Шрифт:
Закладка:
Машина притормозила в облезлом переулке, который освещался слабым мерцающим светом вывески аптеки. Старая собака валялась в дорожной пыли, и даже не подняла голову, заслышав шаги Тео. Впрочем, и ему было не до уличного пса, на боку которого сквозь грязную шерсть проглядывала лишайная проплешина, покрытая бурой коростой.
Колокольчик над дверью испуганно звякнул. Колченогий табурет в дальнем углу, на котором обычно восседал старый аптекарь, безадресно щурясь в пространство раскосыми глазами, пустовал. Тео с облегчением проскользнул в закуток, где обитал Шнырь. Дверь в его каморку была полуоткрыта, хотя прежде, как отмечал Тео, он с маниакальной тревожностью запирал ее на все замки. Тео осторожно толкнул дверь, и она мягко уперлась во что-то тяжелое на полу.
— Шнырь, — ломким шепотом окликнул Тео. — Шнырь, ты тут?
Он протиснулся в узкую щель и тут же зажал руками рот, чтобы не закричать. Все в комнате, где и прежде не было особого порядка, было перевернуто вверх дном. На стуле в углу, скорбно склонив голову, сидел мастер Ху. Его руки были стянуты за спиной, голени примотаны клейкой лентой к ножкам стула, а изо рта торчал кляп. Он был мертв. Шнырь с разбитым лицом лежал на полу в луже собственной крови. Тео медленно попятился, пока не уперся спиной в дверной косяк. Он выскочил в проулок и огляделся, лихорадочно вспоминая, где припаркован автомобиль. И только сейчас сообразил: собака у крыльца издохла: ее пристрелили, и только слепому идиоту, как он, могло показаться, что она просто дрыхнет, разморенная полуденной жарой. Только слепому безмозглому идиоту. Тео быстро сел в машину и захлопнул дверь.

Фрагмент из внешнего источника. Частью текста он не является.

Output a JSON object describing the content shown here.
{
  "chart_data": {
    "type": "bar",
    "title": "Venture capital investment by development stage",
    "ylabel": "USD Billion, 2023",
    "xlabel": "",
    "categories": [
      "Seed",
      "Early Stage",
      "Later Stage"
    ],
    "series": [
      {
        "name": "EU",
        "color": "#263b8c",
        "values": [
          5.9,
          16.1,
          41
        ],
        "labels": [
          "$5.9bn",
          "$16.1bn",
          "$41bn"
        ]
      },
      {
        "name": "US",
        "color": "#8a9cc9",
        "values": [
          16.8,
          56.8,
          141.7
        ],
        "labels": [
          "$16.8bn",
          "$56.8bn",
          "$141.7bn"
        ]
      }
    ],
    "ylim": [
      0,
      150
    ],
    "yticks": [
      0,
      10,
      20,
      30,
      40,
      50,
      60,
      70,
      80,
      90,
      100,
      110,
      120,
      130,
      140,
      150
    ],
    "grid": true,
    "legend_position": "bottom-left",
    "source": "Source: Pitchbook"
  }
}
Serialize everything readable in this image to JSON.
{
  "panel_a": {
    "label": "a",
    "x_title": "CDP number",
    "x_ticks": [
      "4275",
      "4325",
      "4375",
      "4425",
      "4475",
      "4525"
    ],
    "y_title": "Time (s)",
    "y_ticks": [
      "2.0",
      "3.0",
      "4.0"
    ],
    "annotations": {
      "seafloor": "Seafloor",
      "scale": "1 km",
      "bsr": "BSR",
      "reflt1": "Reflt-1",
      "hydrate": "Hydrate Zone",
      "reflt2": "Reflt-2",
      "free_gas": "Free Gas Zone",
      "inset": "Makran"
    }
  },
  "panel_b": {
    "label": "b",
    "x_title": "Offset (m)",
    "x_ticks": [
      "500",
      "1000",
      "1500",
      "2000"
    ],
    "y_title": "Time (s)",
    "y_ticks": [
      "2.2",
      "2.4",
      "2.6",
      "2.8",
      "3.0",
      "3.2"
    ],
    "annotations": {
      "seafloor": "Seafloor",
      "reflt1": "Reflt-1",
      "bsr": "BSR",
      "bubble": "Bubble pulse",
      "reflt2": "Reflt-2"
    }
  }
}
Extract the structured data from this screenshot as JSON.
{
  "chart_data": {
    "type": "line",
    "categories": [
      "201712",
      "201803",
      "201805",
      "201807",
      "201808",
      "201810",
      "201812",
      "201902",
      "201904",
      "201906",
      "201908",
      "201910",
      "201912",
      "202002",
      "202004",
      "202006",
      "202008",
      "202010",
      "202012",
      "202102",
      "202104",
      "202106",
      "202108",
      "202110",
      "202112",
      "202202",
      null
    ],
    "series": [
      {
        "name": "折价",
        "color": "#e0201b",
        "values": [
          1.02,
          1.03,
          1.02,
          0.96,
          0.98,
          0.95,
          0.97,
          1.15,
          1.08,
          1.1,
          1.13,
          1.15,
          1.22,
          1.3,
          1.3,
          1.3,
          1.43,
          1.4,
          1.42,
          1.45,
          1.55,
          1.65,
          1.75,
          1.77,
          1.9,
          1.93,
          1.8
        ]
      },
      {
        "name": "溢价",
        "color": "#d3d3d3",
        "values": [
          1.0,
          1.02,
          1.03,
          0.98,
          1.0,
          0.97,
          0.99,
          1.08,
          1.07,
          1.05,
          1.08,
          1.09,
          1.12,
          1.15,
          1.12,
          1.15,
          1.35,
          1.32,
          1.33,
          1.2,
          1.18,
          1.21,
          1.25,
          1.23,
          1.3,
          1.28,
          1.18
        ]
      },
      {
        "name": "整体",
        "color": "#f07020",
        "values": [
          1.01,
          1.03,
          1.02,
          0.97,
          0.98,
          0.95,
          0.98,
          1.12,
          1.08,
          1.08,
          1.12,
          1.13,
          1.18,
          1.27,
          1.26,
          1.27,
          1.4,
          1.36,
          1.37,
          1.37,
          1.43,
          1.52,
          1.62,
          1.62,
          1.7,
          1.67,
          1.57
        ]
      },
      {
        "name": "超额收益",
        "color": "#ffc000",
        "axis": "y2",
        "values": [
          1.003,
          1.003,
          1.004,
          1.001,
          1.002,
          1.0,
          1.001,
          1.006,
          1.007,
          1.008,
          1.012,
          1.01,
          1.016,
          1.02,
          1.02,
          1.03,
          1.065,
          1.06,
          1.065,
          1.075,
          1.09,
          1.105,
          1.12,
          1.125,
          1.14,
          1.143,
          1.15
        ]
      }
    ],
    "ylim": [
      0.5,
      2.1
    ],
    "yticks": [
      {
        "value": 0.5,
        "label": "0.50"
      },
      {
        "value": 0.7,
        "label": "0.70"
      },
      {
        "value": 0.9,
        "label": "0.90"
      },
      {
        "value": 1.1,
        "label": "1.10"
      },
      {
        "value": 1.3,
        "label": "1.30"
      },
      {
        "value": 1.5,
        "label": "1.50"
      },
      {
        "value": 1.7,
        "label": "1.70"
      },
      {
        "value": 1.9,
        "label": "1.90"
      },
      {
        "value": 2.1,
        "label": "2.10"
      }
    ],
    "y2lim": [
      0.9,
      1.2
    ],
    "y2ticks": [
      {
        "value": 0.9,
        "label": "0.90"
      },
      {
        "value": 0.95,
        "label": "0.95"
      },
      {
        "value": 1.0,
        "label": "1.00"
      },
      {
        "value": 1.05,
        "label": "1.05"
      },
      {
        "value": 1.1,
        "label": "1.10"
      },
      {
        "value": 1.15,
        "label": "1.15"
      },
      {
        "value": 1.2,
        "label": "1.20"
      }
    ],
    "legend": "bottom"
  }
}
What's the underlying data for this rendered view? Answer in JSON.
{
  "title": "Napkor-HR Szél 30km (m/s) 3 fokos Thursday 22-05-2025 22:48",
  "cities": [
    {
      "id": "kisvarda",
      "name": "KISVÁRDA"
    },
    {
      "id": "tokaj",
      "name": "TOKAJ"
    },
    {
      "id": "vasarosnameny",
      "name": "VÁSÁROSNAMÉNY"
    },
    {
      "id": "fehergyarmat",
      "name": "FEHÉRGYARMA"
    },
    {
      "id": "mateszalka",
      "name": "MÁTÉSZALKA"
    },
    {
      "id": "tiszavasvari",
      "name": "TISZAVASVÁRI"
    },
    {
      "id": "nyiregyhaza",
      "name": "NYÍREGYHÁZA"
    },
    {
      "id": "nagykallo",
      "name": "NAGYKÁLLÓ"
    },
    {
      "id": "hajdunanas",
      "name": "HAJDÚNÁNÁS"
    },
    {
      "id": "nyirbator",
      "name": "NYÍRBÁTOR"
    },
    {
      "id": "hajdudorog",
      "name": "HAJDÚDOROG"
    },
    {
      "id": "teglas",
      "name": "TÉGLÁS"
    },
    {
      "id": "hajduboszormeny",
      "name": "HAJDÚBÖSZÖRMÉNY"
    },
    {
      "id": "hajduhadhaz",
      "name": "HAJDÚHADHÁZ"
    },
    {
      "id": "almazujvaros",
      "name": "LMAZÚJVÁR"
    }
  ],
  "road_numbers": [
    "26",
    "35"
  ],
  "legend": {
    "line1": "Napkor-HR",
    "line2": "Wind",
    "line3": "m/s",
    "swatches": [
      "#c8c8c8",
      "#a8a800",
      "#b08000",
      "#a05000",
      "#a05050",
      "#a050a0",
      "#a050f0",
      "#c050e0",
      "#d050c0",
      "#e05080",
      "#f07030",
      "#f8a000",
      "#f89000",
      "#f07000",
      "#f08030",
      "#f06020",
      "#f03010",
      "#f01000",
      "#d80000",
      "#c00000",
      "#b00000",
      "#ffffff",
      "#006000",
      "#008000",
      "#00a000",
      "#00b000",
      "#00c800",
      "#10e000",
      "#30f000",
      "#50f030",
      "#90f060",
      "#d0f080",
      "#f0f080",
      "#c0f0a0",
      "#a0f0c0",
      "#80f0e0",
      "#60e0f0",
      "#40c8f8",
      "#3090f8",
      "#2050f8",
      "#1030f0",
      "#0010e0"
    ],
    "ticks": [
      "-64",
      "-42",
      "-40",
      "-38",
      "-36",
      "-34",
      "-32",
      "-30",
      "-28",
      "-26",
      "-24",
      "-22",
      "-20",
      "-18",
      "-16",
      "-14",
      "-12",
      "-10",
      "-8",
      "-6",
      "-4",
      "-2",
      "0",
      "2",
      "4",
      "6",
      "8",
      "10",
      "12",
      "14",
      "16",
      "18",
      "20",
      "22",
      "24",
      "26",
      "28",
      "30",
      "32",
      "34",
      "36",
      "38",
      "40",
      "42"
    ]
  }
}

— Ну что, теперь будешь спать как убитый? — бросил через плечо Чжен, лениво трогаясь с места.
— Как убитый, — эхом повторил Тео, обхватив руками лежавший на коленях рюкзак. — Поехали скорее.
Глава 6
Ли Чи умчалась в Ганзу, а Тео остался под строгим надзором в резиденции. Он днями напролет бесцельно слонялся по опустевшему особняку и тихому саду.
В детстве ему отчаянно хотелось завести кого-то: молчаливую преданную собаку, которая теплым, покрытым мягкой шерстью боком будет приваливаться к его ногам, пока он читает или занимается. Которая будет раз за разом притаскивать обмусоленный мячик и облизывать его лицо, и уши, и ладони, когда он загрустит. Или своенравную кошку, которая будет круглые сутки наблюдать за ним прищуренными янтарными глазами, нежась в косом луче солнца на паркете. Или на худой конец черепаху с уродливой кожистой шеей, изогнутыми, как бумеранги, когтями и шероховатым панцирем. Любое живое, дышащее существо, лишь бы его сопение и возня разбавляли неизбывную тишину его комнаты.
Тео взялся перечитывать книги, которые прежде читал по рекомендации Вольфа, и находил странное утешение в узнавании сюжетных коллизий и отдельных фраз: в мире, где все изменилось, хоть что-то осталось на своих местах. Впрочем, он все чаще откладывал ридер, уставившись в пространство невидящим взглядом. В его голове созревал план бегства. Он и сам, в полной мере осознавая безнадежную обреченность замысла, рассматривал это, скорее, как интеллектуальное развлечение, игру в «А что, если..?», которой его научил старый советник Юнг. И каждый раз маршрут бесславно обрывался на безымянном таможенном пункте, где требовалось предъявить разрешение на выезд за пределы страны. Тео представлял жалкий вид, с которым он будет лепетать что-то невразумительное под тяжелыми взглядами вооруженных пограничников, и внутри все сжималось. О последующем за его поимкой разговором с Ли Чи он боялся даже думать, лежа без сна в темноте громадного пустого дома, такой чужой и чуткой, что его бунтарские мысли отдавались эхом в дальних комнатах.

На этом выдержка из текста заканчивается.